Regardless, most of human civilizations went through thousands of years of monarchy by force not because they deserved it but because they never had an opportunity to change it. Also they were told for 1500 years that they’d go to Hell for eternity if they tried.

I don’t think we get the government we deserve, rather we get the worst government we cannot prevent from holding power. And then we have to wait again for opportunity to choose differently.

That’s not deserved justice. That’s jungle law. That’s the biggest monster eating and fucking its way through the rest of the jungle because nothing else stops it.

GEMont (profile) says:

Re: Re: Re:3 Conspiracies happen all the time.

In my world, any secret agreement between people in power, to profit at the expense of the public, is a conspiracy.

This of course, includes every secret high level business venture ever devised by corporations, governments and Billionaire Cartels.

The way I see it, conspiracy is as much a part of everyday life, as conversation.

And as long as we believe government is a necessary evil, we will get the government we deserve. After all, the origin of government is the evolution of criminal gangs.

===

Anonymous Coward says:

There’s a word for people who promise to uphold the Constitution and proceed to subvert a core part of it. A word also defined in the Constitution, describing giving aid and comfort to our adversaries.

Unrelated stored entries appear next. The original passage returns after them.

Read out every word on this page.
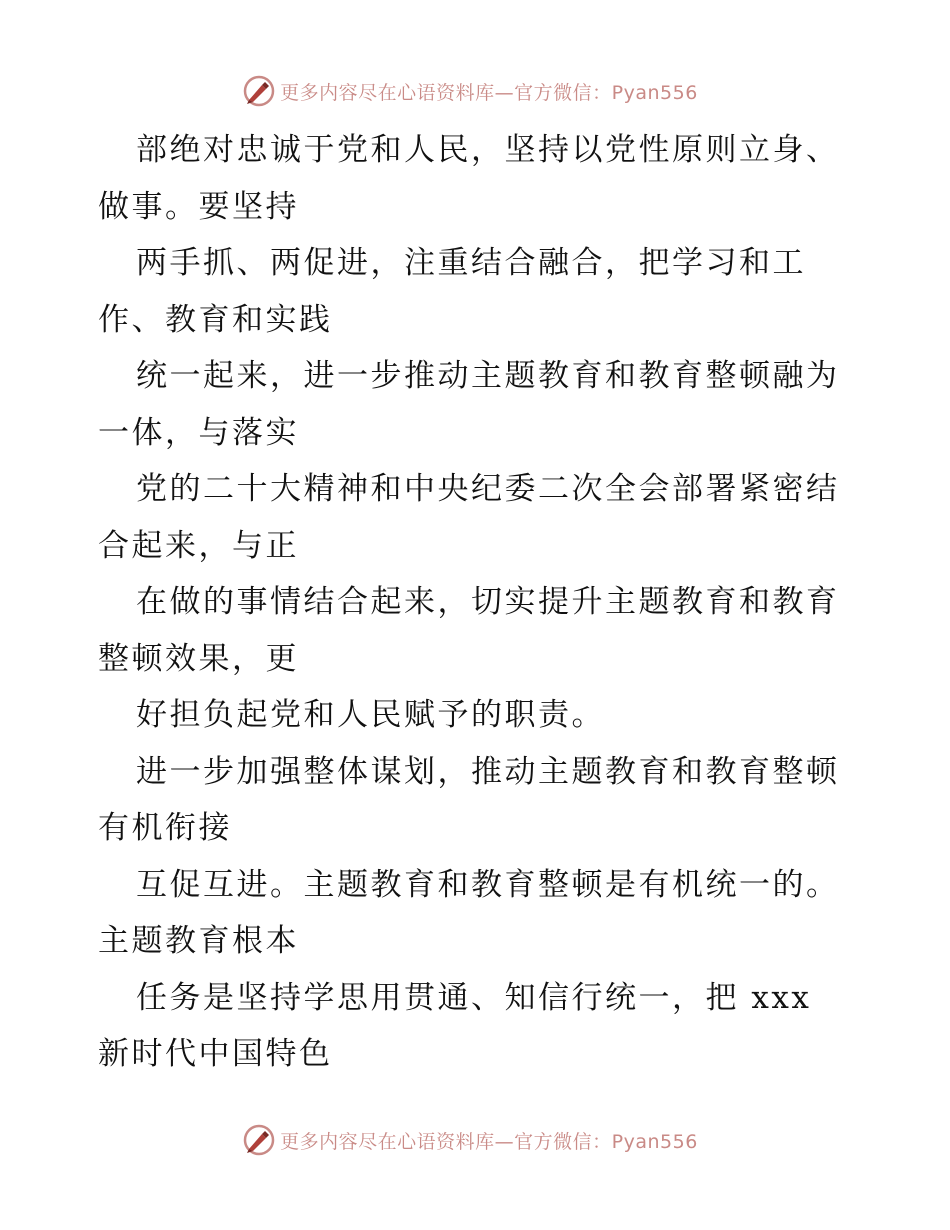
更多内容尽在心语资料库—官方微信：Pyan556

部绝对忠诚于党和人民，坚持以党性原则立身、

做事。要坚持

两手抓、两促进，注重结合融合，把学习和工

作、教育和实践

统一起来，进一步推动主题教育和教育整顿融为

一体，与落实

党的二十大精神和中央纪委二次全会部署紧密结

合起来，与正

在做的事情结合起来，切实提升主题教育和教育

整顿效果，更

好担负起党和人民赋予的职责。

进一步加强整体谋划，推动主题教育和教育整顿

有机衔接

互促互进。主题教育和教育整顿是有机统一的。

主题教育根本

任务是坚持学思用贯通、知信行统一，把 xxx

新时代中国特色

更多内容尽在心语资料库—官方微信：Pyan556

To governments around the world that wage war against Democracy as a valid form of governance, the actions of the U.S. Intelligence community’s leadership must be comforting.

To those who say that Congress voted and approved it, I ask – what purpose does the 4th Amendment serve on the Internet if the FBI can search through U.S. Persons’ emails, chat logs, and web histories for evidence of criminality without a warrant?

Deceiving lawmakers on a regular basis in order to expand your own authorities is disgusting and undemocratic.

Bergman (profile) says:

No Warrant, No Crime

Existing laws about interception of communications require a warrant for the government exemptions to be exercised. If the government is doing things that would violate those laws and has no warrant, then either the government has committed too many felonies to count — or those things don’t require a warrant.

But since it’s having a warrant that turns otherwise-illegal things legal, if no warrant is required then those things cannot be illegal.

Put another way, I wonder what Anonymous can dig up about the Executive and Legislative branches of our government using “about” and “metadata” sources? It wouldn’t even be illegal for them to do it, since no warrant is required.